THE DECISION THAT SHAPES EVERYTHING
When we started building Tasted — a personal drinks journal — the first product question was also the first architectural question: does the user need an account?
The honest answer was no. A drinks journal is personal data. The user knows what they drank. Nobody else needs to see it. Requiring an account to use a logging app is friction that serves the developer (easier sync, easier analytics, easier push notifications) not the user.
So we decided: no account required. Everything lives on the device. Offline first, local first, always yours.
That decision felt simple. The implementation was not.
WHAT "OFFLINE-FIRST" ACTUALLY MEANS
Most apps are online-first with offline tolerance — they call an API, cache the response, and show a spinner when there's no connection. Offline-first inverts this: the local database is the source of truth, and the network (if it exists at all) is secondary.
For Tasted, this meant:
- All reads come from the local SQLite database, never from an API
- All writes go to the local database immediately, with no waiting for network confirmation
- The UI never shows a loading state caused by network latency
- The app is fully functional on a plane, in a cellar, in a restaurant with no signal
The benefit to the user is immediate and tangible: the app is fast, always available, and doesn't require them to trust a server they didn't ask for.
THE STORAGE LAYER
We used SQLite via expo-sqlite — a well-supported, mature option for React Native that gives you a real relational database on device. We considered WatermelonDB (a higher-level ORM built on SQLite) and opted against it; the abstraction cost wasn't worth it for a data model as straightforward as ours.
Schema migrations are the first thing that bites you. On web, you can migrate your database and redeploy in minutes. On mobile, you're migrating a database that lives on devices you don't control, across app store update cycles that might span weeks. We implemented a version-tracked migration system from day one — each migration is numbered, stored in the app bundle, and applied in sequence on startup if the user's database is behind.
Skipping this setup early is the single most common mistake we see in mobile app codebases. It's painful to retrofit.
THE SYNC QUESTION
Offline-first doesn't mean no sync. It means local-first sync — the device owns the data, and sync is additive, not authoritative.
For Tasted's optional iCloud backup feature, we implemented a last-write-wins strategy with client-side timestamps.

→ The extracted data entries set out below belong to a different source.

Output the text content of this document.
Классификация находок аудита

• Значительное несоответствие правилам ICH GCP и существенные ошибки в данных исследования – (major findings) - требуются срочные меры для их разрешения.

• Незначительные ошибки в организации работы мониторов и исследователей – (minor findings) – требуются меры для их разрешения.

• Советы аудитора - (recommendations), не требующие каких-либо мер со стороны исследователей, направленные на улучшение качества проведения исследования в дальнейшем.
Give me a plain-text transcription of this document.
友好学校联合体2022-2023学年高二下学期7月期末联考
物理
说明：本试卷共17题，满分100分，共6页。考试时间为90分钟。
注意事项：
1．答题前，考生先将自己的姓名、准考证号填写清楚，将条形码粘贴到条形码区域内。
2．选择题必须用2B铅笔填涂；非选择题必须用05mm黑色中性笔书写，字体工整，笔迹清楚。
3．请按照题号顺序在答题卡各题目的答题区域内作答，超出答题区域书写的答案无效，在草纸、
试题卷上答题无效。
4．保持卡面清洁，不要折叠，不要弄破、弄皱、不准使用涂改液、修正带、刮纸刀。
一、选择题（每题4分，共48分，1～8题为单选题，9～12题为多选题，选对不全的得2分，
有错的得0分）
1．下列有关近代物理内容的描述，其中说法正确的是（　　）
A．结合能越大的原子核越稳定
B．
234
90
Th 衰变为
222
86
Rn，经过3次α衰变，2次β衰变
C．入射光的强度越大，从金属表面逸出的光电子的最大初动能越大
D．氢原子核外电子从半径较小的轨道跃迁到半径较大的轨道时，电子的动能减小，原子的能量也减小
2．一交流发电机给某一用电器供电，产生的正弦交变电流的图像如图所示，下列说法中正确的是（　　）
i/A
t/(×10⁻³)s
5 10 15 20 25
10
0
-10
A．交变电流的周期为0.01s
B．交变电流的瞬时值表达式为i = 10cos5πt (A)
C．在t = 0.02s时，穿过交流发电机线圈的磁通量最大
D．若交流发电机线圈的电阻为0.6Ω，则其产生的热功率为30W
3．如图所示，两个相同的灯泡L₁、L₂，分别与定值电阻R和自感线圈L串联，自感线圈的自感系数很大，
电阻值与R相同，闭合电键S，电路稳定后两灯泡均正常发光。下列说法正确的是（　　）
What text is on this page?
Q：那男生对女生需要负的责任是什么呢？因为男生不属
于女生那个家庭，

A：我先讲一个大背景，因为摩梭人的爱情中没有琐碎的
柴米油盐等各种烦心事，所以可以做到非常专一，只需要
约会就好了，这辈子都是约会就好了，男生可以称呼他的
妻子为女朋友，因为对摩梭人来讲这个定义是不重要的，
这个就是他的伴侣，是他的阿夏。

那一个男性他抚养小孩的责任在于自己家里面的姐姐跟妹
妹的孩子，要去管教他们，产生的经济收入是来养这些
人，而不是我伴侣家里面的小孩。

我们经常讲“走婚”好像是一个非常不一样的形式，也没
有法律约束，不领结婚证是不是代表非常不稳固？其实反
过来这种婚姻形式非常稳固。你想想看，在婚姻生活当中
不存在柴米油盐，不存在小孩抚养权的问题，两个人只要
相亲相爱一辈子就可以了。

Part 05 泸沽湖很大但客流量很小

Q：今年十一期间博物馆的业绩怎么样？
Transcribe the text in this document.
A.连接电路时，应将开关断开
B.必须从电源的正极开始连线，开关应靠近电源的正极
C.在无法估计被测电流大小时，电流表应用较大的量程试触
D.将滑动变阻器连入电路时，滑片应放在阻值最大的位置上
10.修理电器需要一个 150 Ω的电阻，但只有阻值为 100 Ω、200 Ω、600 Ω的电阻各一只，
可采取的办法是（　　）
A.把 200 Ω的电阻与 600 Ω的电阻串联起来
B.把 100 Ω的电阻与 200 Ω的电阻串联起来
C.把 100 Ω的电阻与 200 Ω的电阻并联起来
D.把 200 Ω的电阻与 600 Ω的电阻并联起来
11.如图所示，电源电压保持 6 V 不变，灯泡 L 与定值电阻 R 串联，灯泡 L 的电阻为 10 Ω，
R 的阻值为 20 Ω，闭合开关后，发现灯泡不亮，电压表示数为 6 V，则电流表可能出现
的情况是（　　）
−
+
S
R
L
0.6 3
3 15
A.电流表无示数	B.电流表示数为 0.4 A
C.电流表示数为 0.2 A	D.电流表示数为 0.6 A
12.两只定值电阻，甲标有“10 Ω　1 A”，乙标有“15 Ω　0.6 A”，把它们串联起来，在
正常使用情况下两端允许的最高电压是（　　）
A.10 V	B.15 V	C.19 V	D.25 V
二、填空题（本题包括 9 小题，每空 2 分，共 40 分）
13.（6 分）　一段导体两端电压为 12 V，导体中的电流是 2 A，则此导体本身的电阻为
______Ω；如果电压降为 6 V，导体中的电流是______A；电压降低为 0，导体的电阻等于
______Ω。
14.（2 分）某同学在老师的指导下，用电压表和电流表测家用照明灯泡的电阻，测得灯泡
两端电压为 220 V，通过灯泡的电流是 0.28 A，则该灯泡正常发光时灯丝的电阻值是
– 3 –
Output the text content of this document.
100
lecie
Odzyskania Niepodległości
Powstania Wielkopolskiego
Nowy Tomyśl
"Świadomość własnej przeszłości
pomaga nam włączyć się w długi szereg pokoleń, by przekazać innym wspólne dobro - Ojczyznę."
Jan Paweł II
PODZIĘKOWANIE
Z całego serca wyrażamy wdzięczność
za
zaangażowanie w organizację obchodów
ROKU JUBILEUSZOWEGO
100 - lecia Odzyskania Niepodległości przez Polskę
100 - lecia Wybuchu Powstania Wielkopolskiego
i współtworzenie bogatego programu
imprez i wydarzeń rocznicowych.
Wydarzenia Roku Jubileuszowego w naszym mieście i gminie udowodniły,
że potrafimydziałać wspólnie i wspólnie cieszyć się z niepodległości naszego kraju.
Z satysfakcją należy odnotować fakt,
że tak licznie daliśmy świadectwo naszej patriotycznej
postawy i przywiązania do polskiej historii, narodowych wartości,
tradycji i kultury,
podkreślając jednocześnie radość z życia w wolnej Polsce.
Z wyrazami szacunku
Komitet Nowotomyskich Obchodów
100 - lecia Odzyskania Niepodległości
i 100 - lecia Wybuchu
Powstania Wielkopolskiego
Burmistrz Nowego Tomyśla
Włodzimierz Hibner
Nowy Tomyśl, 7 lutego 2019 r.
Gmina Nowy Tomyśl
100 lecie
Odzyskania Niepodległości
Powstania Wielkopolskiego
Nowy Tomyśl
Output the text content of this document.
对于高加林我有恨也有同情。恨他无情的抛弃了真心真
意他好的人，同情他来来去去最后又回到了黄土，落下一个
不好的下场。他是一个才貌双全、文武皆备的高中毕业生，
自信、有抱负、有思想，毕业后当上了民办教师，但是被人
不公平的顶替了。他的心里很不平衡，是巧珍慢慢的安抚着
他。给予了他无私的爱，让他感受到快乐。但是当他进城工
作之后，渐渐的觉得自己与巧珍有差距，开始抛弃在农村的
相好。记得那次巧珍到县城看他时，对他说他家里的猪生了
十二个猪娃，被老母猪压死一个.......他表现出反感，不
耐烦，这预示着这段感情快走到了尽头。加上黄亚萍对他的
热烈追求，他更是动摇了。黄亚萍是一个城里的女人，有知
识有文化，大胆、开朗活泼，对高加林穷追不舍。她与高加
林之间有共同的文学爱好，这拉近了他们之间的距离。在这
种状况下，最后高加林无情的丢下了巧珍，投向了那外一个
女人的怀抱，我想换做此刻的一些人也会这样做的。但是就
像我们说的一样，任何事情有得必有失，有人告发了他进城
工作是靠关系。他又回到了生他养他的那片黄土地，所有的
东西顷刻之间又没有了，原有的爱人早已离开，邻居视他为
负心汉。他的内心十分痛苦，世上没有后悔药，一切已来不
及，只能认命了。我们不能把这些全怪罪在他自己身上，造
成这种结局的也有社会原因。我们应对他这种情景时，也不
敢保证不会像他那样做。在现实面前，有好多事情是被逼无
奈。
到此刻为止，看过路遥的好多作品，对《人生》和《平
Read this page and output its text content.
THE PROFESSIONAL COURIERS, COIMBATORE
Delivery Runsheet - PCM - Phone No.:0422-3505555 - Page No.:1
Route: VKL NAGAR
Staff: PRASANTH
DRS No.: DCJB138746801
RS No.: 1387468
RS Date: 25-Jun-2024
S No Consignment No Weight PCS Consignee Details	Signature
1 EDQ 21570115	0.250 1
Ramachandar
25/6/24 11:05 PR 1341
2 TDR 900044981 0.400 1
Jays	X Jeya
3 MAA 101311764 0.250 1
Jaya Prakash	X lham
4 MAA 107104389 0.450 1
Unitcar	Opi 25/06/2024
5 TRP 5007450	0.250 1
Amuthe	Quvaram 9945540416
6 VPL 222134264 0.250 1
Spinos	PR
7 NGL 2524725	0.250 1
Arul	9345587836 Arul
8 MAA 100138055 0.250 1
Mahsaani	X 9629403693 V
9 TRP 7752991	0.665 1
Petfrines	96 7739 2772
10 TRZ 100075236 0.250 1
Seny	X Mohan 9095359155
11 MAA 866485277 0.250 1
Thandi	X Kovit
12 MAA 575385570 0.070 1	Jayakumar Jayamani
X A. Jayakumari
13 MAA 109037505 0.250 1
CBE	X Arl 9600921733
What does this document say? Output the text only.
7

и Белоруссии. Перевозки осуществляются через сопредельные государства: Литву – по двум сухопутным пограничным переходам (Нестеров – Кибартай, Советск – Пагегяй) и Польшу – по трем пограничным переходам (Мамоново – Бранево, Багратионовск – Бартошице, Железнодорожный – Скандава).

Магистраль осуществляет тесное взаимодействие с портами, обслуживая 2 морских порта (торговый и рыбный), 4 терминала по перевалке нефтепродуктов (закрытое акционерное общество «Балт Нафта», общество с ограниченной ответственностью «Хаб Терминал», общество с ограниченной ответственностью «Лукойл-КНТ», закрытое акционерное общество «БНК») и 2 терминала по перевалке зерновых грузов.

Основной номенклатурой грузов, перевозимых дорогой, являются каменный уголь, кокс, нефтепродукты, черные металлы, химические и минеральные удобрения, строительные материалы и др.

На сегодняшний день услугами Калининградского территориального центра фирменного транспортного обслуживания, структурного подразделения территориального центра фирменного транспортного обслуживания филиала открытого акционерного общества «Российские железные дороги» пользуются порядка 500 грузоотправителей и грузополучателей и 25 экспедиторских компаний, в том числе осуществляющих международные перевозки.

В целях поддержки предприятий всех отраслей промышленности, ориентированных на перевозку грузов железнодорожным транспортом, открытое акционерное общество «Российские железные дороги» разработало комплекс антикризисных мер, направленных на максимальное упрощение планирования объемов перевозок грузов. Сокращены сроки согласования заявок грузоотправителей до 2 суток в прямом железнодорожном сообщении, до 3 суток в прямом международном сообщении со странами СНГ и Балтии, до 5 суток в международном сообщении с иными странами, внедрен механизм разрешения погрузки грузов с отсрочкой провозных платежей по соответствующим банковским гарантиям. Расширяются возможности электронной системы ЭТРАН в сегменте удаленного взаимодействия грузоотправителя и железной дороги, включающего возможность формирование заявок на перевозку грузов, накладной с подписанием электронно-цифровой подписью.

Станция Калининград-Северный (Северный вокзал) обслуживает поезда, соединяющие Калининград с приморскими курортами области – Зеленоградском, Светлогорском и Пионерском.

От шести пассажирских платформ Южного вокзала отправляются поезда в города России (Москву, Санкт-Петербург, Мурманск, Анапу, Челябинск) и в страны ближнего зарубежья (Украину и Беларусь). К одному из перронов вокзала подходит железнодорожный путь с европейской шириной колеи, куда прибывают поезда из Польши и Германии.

When a user restores from backup or logs in on a second device, newer records win. It's not perfect — if someone logs the same wine simultaneously on two devices with no network, one entry wins and one is discarded — but for a personal journal, this edge case is acceptable.
More complex apps need CRDT-based sync (Conflict-free Replicated Data Types) where every write is composable and order-independent. We've used this for collaborative tools. It's significantly more complex to implement and should be reserved for cases where simultaneous multi-device edits are genuinely expected.
The rule of thumb: for personal data, last-write-wins is usually enough. For collaborative data, reach for CRDTs or operational transforms.
WHAT NOBODY WARNS YOU ABOUT
A few things that weren't obvious until we were deep in:
- Testing is harder. You can't inspect the device database in production the way you can query a server. Build your debug tooling early — we added a hidden developer screen that shows raw database contents and lets us export the SQLite file.
- App size grows. Bundling SQLite adds weight. Not a dealbreaker, but worth tracking from the start rather than discovering it at submission time.
- The AI features still need a server. Tasted's AI-powered tasting notes call an LLM API. We implemented a graceful fallback — if there's no network, the user gets a simpler set of preset descriptors instead. The core app never breaks; the AI feature just degrades.
- Privacy becomes a selling point. "Your data never leaves your device" turned out to be a meaningful differentiator. Users in the App Store reviews cite it explicitly. The architectural decision and the product narrative ended up being the same thing.
THE VERDICT
Offline-first architecture is more work upfront and pays dividends forever. Faster UI, no server costs for storage, better user trust, and a product that works in the real world — where connections are unreliable and users don't want to hand over their data to use a journaling app.
If your app's data is fundamentally personal — a journal, a tracker, a local tool — start with offline-first and build sync on top if you ever need it. It's much harder to go the other direction.